DETROIT – So what will be the long-term effects of this year’s United Auto Workers’ strike? Will it have led to increased prosperity for those who have been losing ground for decades?
Will it have ripple effects that will cascade through other sectors of the economy? If so, are those likely to be good, as in better wages for other workers, or bad, as in causing a combination of inflationary pressures and driving more jobs abroad?
We may not know for some time, even after the strike is over. But I recently got some interesting perspectives on all this from an economist and a veteran labor leader who aren’t directly involved.
Charles Ballard, a recently retired longtime economics professor at Michigan State University, specialized in the Michigan economy throughout his career. Things are much more complicated, he noted, than in the days when the “big three” had a near-monopoly on domestic auto production, and any cost increase could be passed on to the American consumer. Now, their combined production is just over 40 percent of all the vehicles sold in the United States.
“I certainly hope the UAW gets something out of this, but I also worry about the long-term effects of the strike. When faced with demands from workers, or others, companies traditionally say they can’t afford to make changes. I’m very skeptical about that. However, the auto companies truly are in a difficult position as they try to move toward EVs (electric vehicles.)
Noting with alarm a recent Wall Street Journal story that said the strike was bound to strengthen Tesla, Ballard added “For me, anything that puts more money in the pockets of Elon Musk is likely to be bad for America.” On the other hand, however, he said that it was possible that a clear UAW victory “would spur workers in lower-paid sectors of the economy to push more aggressively for increases in wages and benefits. Up to a point, that could be a very good thing.”
But James P. Hoffa, a man who spent much of his life leading America’s biggest union, has a somewhat different perspective on the strike. Hoffa retired last year after 23 years leading the Teamsters Union, but still follows labor affairs very closely.
The Teamsters have never been closely aligned with the UAW, though the relationship under Hoffa became mostly cordial, and he is clearly on the side of their workers. “These days the public is with them, the public is rooting for the unions,” he told me.
“You might ask why? Why are we seeing so many strikes now? It’s because people feel they are falling behind, and they are right. They’ve had 7.9 percent inflation; their wages haven’t gone up that much. And they see the CEO of General Motors making $29 million, and executive pay skyrocketing, and they know that they aren’t keeping pace.”
Traditionally, when strikes have occurred, the UAW has selected one automaker, usually the strongest, and declared a nationwide strike against it. When it ended, the union pursued similar settlements with the other automakers, a practice known as “pattern bargaining.”
This year, however, new UAW leader Shawn Fain has mounted an unorthodox strategy of striking selected plants at multiple automakers, such as Jeep. Hoffa declined to comment on those tactics. “We don’t know yet if what he is doing will turn out to be correct. We will see.”

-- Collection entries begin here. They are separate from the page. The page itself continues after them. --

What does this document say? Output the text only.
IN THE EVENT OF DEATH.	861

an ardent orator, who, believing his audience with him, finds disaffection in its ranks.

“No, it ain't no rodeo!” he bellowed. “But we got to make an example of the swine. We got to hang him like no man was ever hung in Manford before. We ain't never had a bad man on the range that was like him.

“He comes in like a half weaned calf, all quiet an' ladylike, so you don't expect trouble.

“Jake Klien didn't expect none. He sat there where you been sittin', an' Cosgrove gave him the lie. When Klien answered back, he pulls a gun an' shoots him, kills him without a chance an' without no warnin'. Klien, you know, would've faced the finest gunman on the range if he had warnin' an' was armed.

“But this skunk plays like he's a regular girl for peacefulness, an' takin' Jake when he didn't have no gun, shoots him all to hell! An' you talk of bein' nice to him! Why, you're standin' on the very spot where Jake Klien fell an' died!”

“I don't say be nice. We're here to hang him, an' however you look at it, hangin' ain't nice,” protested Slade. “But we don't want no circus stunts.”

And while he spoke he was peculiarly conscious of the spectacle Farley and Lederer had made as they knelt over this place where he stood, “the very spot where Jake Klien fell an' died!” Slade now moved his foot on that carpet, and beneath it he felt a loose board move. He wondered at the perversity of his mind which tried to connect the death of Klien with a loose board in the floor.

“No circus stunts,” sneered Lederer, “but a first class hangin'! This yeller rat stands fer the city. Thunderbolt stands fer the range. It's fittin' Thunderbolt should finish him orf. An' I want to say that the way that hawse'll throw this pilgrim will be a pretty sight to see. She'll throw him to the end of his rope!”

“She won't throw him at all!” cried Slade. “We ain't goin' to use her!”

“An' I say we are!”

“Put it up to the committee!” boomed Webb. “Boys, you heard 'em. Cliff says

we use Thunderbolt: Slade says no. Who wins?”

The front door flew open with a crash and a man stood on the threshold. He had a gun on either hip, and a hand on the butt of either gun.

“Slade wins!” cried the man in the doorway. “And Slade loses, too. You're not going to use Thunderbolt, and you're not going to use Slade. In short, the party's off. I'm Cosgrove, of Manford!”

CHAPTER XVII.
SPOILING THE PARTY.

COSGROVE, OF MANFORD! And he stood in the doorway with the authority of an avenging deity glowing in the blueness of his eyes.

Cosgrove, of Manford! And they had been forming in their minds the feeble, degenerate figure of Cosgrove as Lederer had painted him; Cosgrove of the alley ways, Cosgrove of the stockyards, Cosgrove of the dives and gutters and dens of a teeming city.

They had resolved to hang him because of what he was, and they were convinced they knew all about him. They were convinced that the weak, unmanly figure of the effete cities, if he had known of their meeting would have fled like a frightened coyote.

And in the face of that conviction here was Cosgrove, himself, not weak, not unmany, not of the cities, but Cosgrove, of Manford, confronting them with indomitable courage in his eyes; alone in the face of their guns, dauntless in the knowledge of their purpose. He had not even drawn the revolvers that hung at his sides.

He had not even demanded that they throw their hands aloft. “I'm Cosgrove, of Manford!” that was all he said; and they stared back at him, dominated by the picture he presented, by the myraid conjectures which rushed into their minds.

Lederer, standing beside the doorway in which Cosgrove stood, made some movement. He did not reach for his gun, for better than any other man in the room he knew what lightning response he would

But the Teamsters leader does think that when General Motors agreed to include its battery plants under the national labor contract with the union that it was a signal victory for the UAW.
That’s because electric cars and hybrids, not gasoline-powered cars, are now becoming the norm.

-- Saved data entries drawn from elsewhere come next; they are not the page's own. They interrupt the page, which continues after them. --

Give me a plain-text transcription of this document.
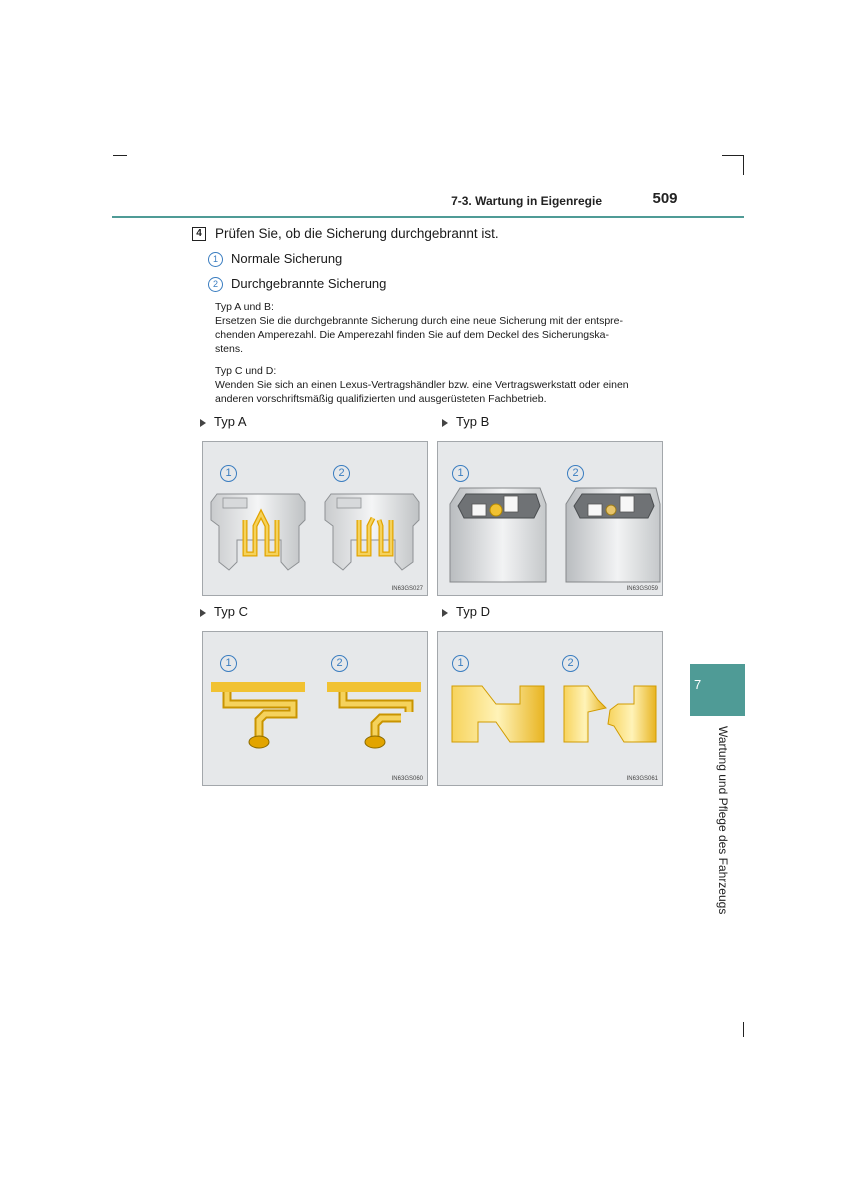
7-3. Wartung in Eigenregie	509
4 Prüfen Sie, ob die Sicherung durchgebrannt ist.
1	Normale Sicherung
2	Durchgebrannte Sicherung
Typ A und B:
Ersetzen Sie die durchgebrannte Sicherung durch eine neue Sicherung mit der entspre-
chenden Amperezahl. Die Amperezahl finden Sie auf dem Deckel des Sicherungska-
stens.
Typ C und D:
Wenden Sie sich an einen Lexus-Vertragshändler bzw. eine Vertragswerkstatt oder einen
anderen vorschriftsmäßig qualifizierten und ausgerüsteten Fachbetrieb.
Typ A
1	2
IN63GS027
Typ B
1	2
IN63GS059
Typ C
1	2
IN63GS060
Typ D
1	2
IN63GS061
7
Wartung und Pflege des Fahrzeugs
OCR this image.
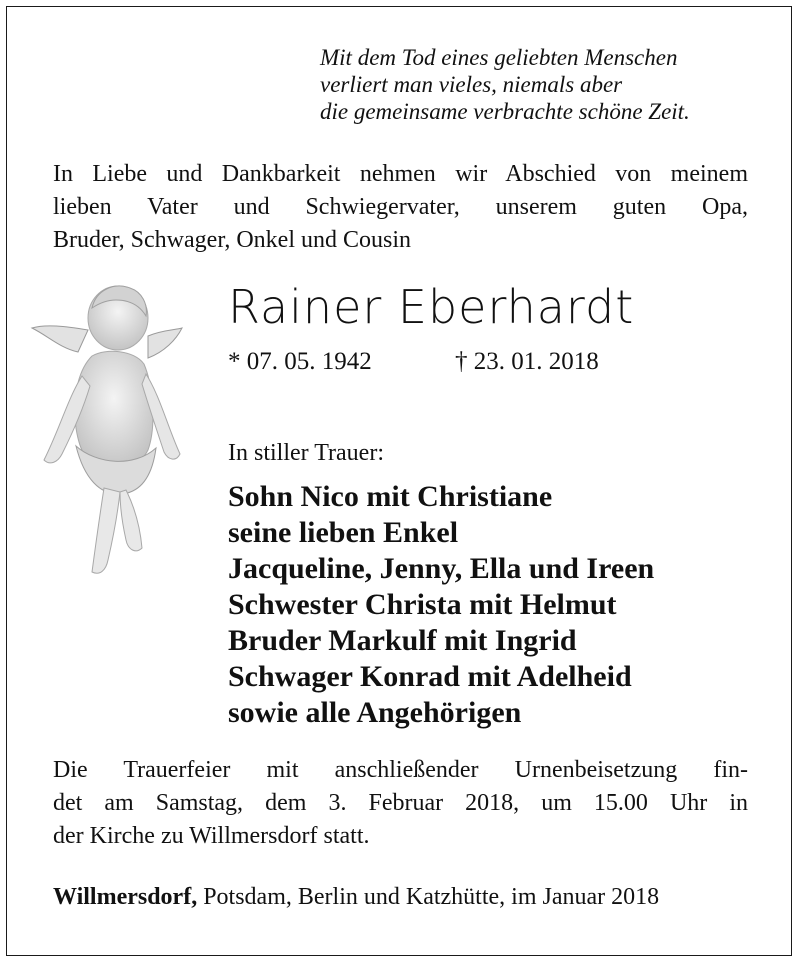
Mit dem Tod eines geliebten Menschen
verliert man vieles, niemals aber
die gemeinsame verbrachte schöne Zeit.
In Liebe und Dankbarkeit nehmen wir Abschied von meinem
lieben Vater und Schwiegervater, unserem guten Opa,
Bruder, Schwager, Onkel und Cousin
Rainer Eberhardt
* 07. 05. 1942	† 23. 01. 2018
In stiller Trauer:
Sohn Nico mit Christiane
seine lieben Enkel
Jacqueline, Jenny, Ella und Ireen
Schwester Christa mit Helmut
Bruder Markulf mit Ingrid
Schwager Konrad mit Adelheid
sowie alle Angehörigen
Die Trauerfeier mit anschließender Urnenbeisetzung fin-
det am Samstag, dem 3. Februar 2018, um 15.00 Uhr in
der Kirche zu Willmersdorf statt.
Willmersdorf, Potsdam, Berlin und Katzhütte, im Januar 2018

“They need to keep their union strong and their membership up,” Hoffa said. “If these companies get a good wage increase but lose workers, they haven’t accomplished anything.”
He paused. “You know, we need a strong work force in places like Michigan and Ohio, and don’t need these companies shipping jobs to Mississippi,” and other states where traditional unions have spectacularly failed to be successful at organizing auto workers.
Whatever happens, however, there are two sobering realities. One is that the UAW, which had more than a million and a half members in 1979, has fewer than 400,000 today.
The other is stunningly shown on a chart Professor Ballard gave me indicating how much of Michigan’s Gross Domestic Product comes from motor vehicles and parts. In 1968, it was just over 25 percent. Today, they account for less than seven percent of the state’s GDP, and only a tiny slice of the national.
Back when the UAW staged massive, months-long strikes against the automakers in 1945-1946 and 1970, they were national front page news on an almost daily basis.
Today, they are largely, at best, a regional story in a nation where millions have been driving Toyotas and Hondas for years. The world Walter Reuther knew has become a very different place.